Monday, July 23, 2012

Initially, I saw a woman

For some reason when I first looked at this circa 1950s photo I did not see a sapling in front of a blowing flag. Instead, I saw a transparent woman looking up at the flag, with the top of the sapling the back of her head and the wire surround her torso.

Friday, July 20, 2012

The sweet smell of tobacco

This is a drawing by Paul Gebo probably made in the 1930s. A number of Mr. Gebo's drawings were found at a flea market in St. Petersburg, Fla.

Wednesday, July 18, 2012

Styrofoam giant

If this 20-foot fella at the top looks familiar you probably saw Zombieland, the 2009 film in which a shy student attempting to reach his family in Ohio, a gun-toting tough guy trying to find the "last Twinkie," and sisters seeking an amusement park join forces to travel across a zombie-filled America. Zombieland stars Woody Harrelson, Jesse Eisenberg and Emma Stone. The towering American Indian was created by Jay Womer Productions, which has a warehouse in intown Atlanta near my home. In the film, the Indian was a wood trading post figure in the Southwest. In real life, he's simply styrofoam and tubing in the Southeast. But even off screen the weathered giant impresses. Womer, who's shown in the second photo, said someone who coveted the foam Indian asked if it could be floated on the Chattahoochee River to his home. That idea was rejected. In Womer's business, crazy requests are not uncommon. The craftsmen under his direction recently completed a green screen for the upcoming Jackie Robinson biopic "42" that was 900 feet long, 80 feet tall and took six weeks to build. "The largest green screen in the world," Womer said. The screen was used to create the illusion of the Brooklyn Dodgers' stadium. The last photo shows a styrofoam head with a gaping wound overlooking Womer's workshop. Victim of a celluloid ax murderer?

Sunday, July 15, 2012

400 IKEA chairs

"Seat" is a big, arching sculpture in a park near my home in Atlanta. Yong Ju Lee and Brian Brush, partners in the New York-based design collaboration E/B Office, created Seat. Using 400 IKEA chairs, Lee and Brush demonstrate that even the simplest arse holders can delight when removed from their familiar domestic setting. flux projects, which organizes temporary outdoor art installations in Atlanta, presented Seat. A Kickstarter campaign raised $3,125 to help fund the installation. 

Saturday, July 14, 2012

Young pugilists

An illustration, circa 1940s, for some youth publication, I'm guessing.
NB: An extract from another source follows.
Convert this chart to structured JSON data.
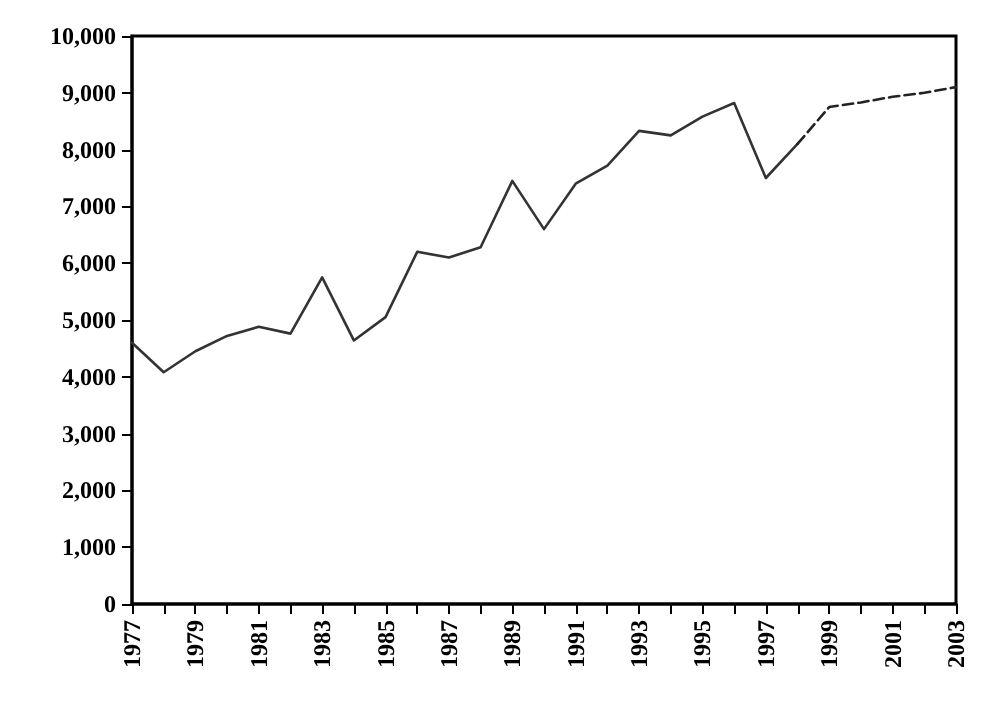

A signature -- Jay somebody -- and the drawing's dimensions -- 15 inches by 11.25 inches -- are penciled in at the bottom.

Thursday, July 12, 2012


Jack flees inside to escape the swarm (or is it swirling snow) as a concerned Betty looks on.

Tuesday, July 10, 2012

C Butler

The top two photos show a carving that recently sold on eBay. It's signed C Butler and the seller offered no explanation of who C Butler might be, apparently not knowing that the artist is possibly Charles Butler, whose work is held in the American Folk Art Museum. Butler lived in Clearwater, Fla., about 180 miles from the seller's town of Port St. Lucie. He was born in Montgomery, Ala., and worked as a hotel porter, shoe shiner and handyman. He began to carve late in life, using homemade tools. His output was modest, maybe 100 or so carvings. That might help explain why he is not better known. The fourth photo is a Butler carving I've owned for 18 years. Butler died 34 years ago.

Saturday, July 7, 2012

Blocky old dart board

This well-used board, 2 inches thick and about 12 inches square, is circa 1900 and probably from the Northeast. I like the big slanted numbers.

Wednesday, July 4, 2012

Deerskin postcard

Leather postcards were common up to 1909 when they were banned by the Postal Service. The great majority of them are Hallmark hokey. This card is only moderately hokey and the folky image is appealing. The date appears to be Aug. 2, 1906. It was mailed at 11 a.m. from Gardiner, N.Y. (just west of Poughkeepsie), to Derby, Conn., 77 miles to the east.

Monday, July 2, 2012

Southern cabinet

Brunk Auctions is selling this furniture on July 14. It is described as a "Southern folk art paint-decorated cabinet,  probably Tennessee or North Carolina, second half 19th century, walnut and poplar in original dry varnished surface, cut nail and pinned construction, lower panel doors with carved and heart-pierced appliques, original porcelain pulls, 78-1/2 x 45 x 17-1/2 in." I'd like to add that it's very pretty.